Sebastiao Salgado a saisi ici le chaman Ângelo Barcelos dans une séance avec les esprits Xapiri pour qu’ils leur facilitent l’ascension du Pico da Neblina. Pour les Yanomami, c’est un lieu sacré qu’ils appellent Yaripo. Et le photographe de nous préciser : « Avant de gravir cette ascension, accompagné de 22 Indiens et deux des plus grands chamans yanomami - des montagnards chevronnés, l’un d’eux a demandé aux esprits un temps plus clément – il a été partiellement entendu. »
Le visage du chaman est entouré d’une couche de peinture sombre qui occupe son cou, sans lui couvrir les oreilles et qui descend comme une longue langue sur sa poitrine jusqu’au bord du nombril.

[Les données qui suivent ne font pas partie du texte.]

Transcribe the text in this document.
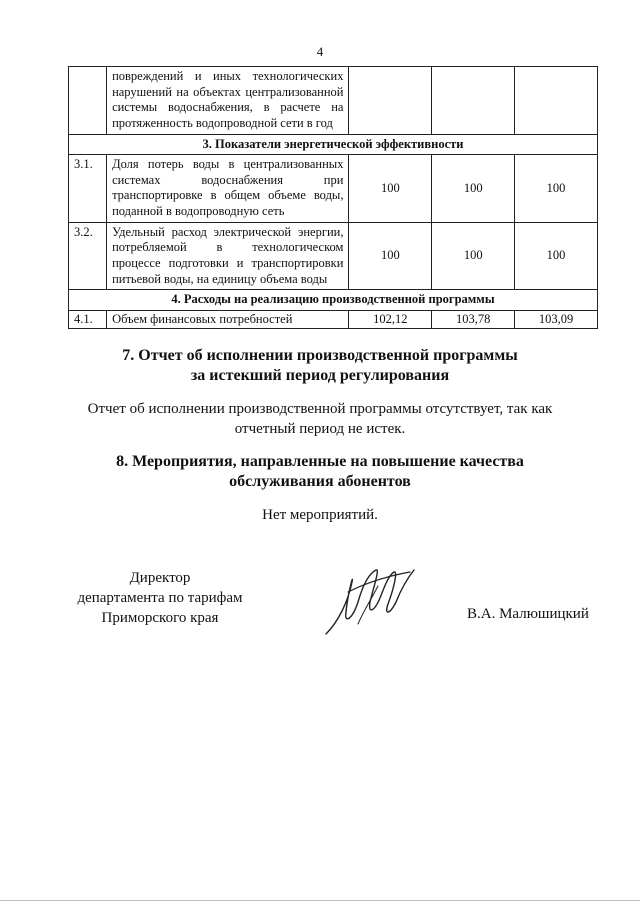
4

	повреждений и иных технологических
нарушений на объектах централизованной
системы водоснабжения, в расчете на
протяженность водопроводной сети в год			

3. Показатели энергетической эффективности				
3.1.	Доля потерь воды в централизованных
системах водоснабжения при
транспортировке в общем объеме воды,
поданной в водопроводную сеть	100	100	100
3.2.	Удельный расход электрической энергии,
потребляемой в технологическом
процессе подготовки и транспортировки
питьевой воды, на единицу объема воды	100	100	100
4. Расходы на реализацию производственной программы				
4.1.	Объем финансовых потребностей	102,12	103,78	103,09
7. Отчет об исполнении производственной программы
за истекший период регулирования
Отчет об исполнении производственной программы отсутствует, так как
отчетный период не истек.
8. Мероприятия, направленные на повышение качества
обслуживания абонентов
Нет мероприятий.
Директор
департамента по тарифам
Приморского края	В.А. Малюшицкий
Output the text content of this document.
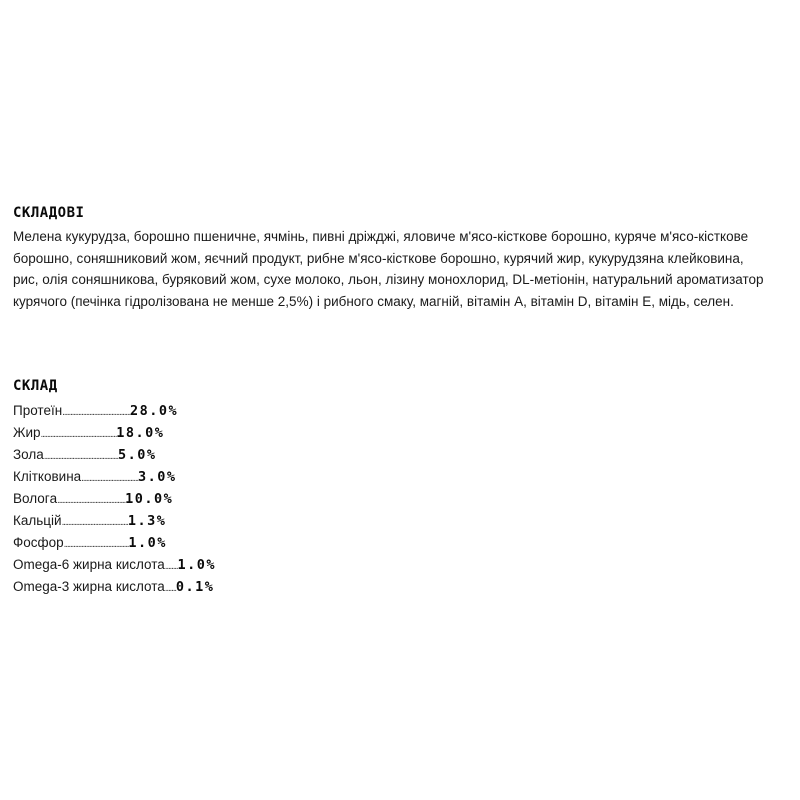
СКЛАДОВІ

Мелена кукурудза, борошно пшеничне, ячмінь, пивні дріжджі, яловиче м'ясо-кісткове борошно, куряче м'ясо-кісткове борошно, соняшниковий жом, яєчний продукт, рибне м'ясо-кісткове борошно, курячий жир, кукурудзяна клейковина, рис, олія соняшникова, буряковий жом, сухе молоко, льон, лізину монохлорид, DL-метіонін, натуральний ароматизатор курячого (печінка гідролізована не менше 2,5%) і рибного смаку, магній, вітамін А, вітамін D, вітамін Е, мідь, селен.

СКЛАД
Протеїн...........................................28.0%
Жир................................................18.0%
Зола...............................................5.0%
Клітковина....................................3.0%
Вологa...........................................10.0%
Кальцій..........................................1.3%
Фосфор.........................................1.0%
Omega-6 жирна кислота........1.0%
Omega-3 жирна кислота.......0.1%
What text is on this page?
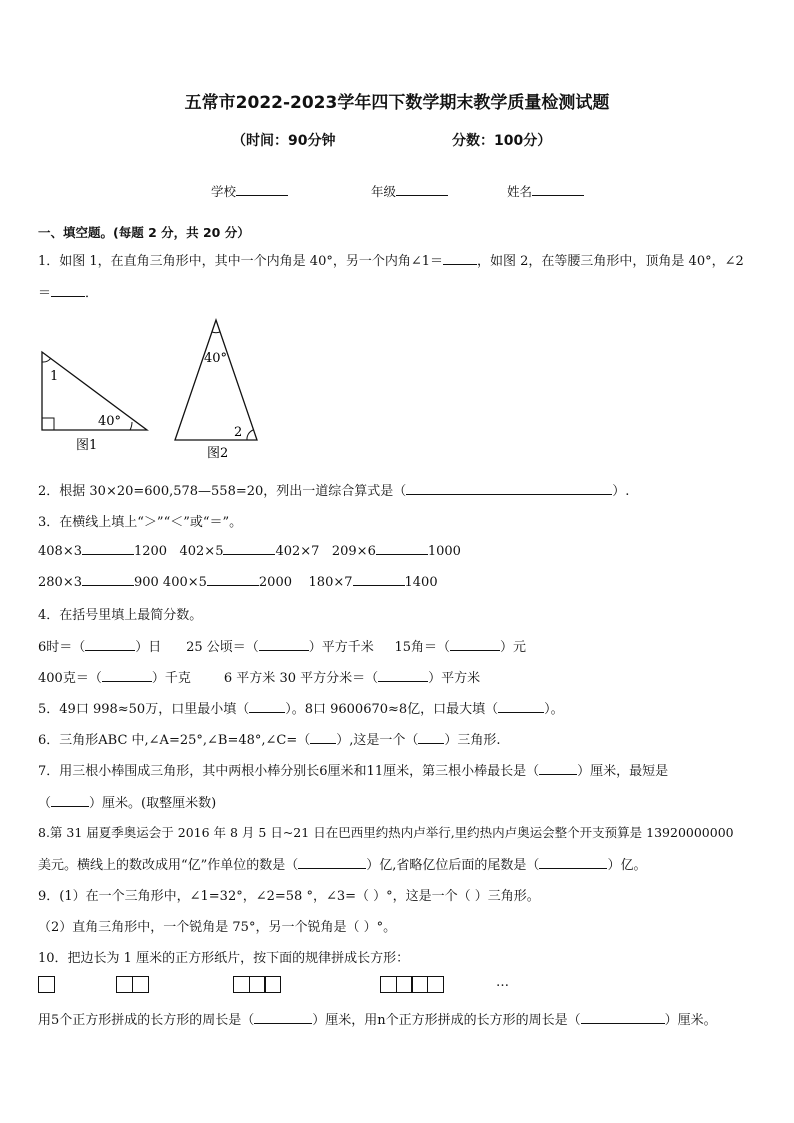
五常市2022-2023学年四下数学期末教学质量检测试题
（时间：90分钟	分数：100分）
学校	年级	姓名
一、填空题。(每题 2 分，共 20 分）
1．如图 1，在直角三角形中，其中一个内角是 40°，另一个内角∠1＝	，如图 2，在等腰三角形中，顶角是 40°，∠2
＝	．
1
40°
图1
40°
2
图2
2．根据 30×20=600,578—558=20，列出一道综合算式是（	）.
3．在横线上填上“＞”“＜”或“＝”。
408×3	1200 402×5	402×7 209×6	1000
280×3	900 400×5	2000 180×7	1400
4．在括号里填上最简分数。
6时＝（	）日 25 公顷＝（	）平方千米 15角＝（	）元
400克＝（	）千克	6 平方米 30 平方分米＝（	）平方米
5．49口 998≈50万，口里最小填（	）。8口 9600670≈8亿，口最大填（	）。
6．三角形ABC 中,∠A=25°,∠B=48°,∠C=（ ）,这是一个（ ）三角形.
7．用三根小棒围成三角形，其中两根小棒分别长6厘米和11厘米，第三根小棒最长是（	）厘米，最短是
（	）厘米。(取整厘米数)
8.第 31 届夏季奥运会于 2016 年 8 月 5 日~21 日在巴西里约热内卢举行,里约热内卢奥运会整个开支预算是 13920000000
美元。横线上的数改成用“亿”作单位的数是（	）亿,省略亿位后面的尾数是（	）亿。
9．(1）在一个三角形中，∠1=32°，∠2=58 °，∠3=（ ）°，这是一个（ ）三角形。
（2）直角三角形中，一个锐角是 75°，另一个锐角是（ ）°。
10．把边长为 1 厘米的正方形纸片，按下面的规律拼成长方形：
…
用5个正方形拼成的长方形的周长是（	）厘米，用n个正方形拼成的长方形的周长是（	）厘米。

Sur cette langue de peinture on distingue trois lignes claires, verticales et en zigzag. Deux colliers descendent jusqu’en bas de son sternum : un confectionné avec des perles fines à motifs géométriques, un autre avec une croix portant le corps du Christ en relief. Au-dessus de son épaule droite et dans le bas de son dos, deux touffes de plumes apparaissent, accrochées on ne sait comment. Il est vêtu d’un pantalon ou d’un short de coton retenu à la taille par une ceinture de perles fines à motifs géométriques.
En pleine incantation, Ângelo Barcelos tourne sur sa droite un regard qu’il porte très loin vers le ciel.
Parmi d’autres techniques les chamans yanomami contrôlent les esprits en inhalant une poudre psychotrope appelée yakoana. Au cours des visions provoquées par la transe, ils entrent en contact avec eux, sous leurs diverses formes : esprits d’animaux de la forêt et/ou ancêtres devenus animaux, esprits des feuilles, des lianes, du miel, des pierres, de la pluie... etc. Certains esprits viennent du monde souterrain tandis que proviennent du ciel et même au-delà.
Le chaman Davi Kopenawa, leader yanomami que Sebastiao Salgado connait bien et a photographié à maintes reprises, explique dans un entretien à propos des esprits amazoniens que : « Seuls ceux qui connaissent les Xapiri peuvent les voir parce qu’ils sont très petits et brillent comme des lumières. Il y a énormément de Xapiri, des milliers, comme des étoiles. Ils sont beaux, décorés avec des plumes de perroquets, peints avec du roucou. D’autres ont des boucles d’oreille et sont peints en noir. Ils dansent très bien et chantent... »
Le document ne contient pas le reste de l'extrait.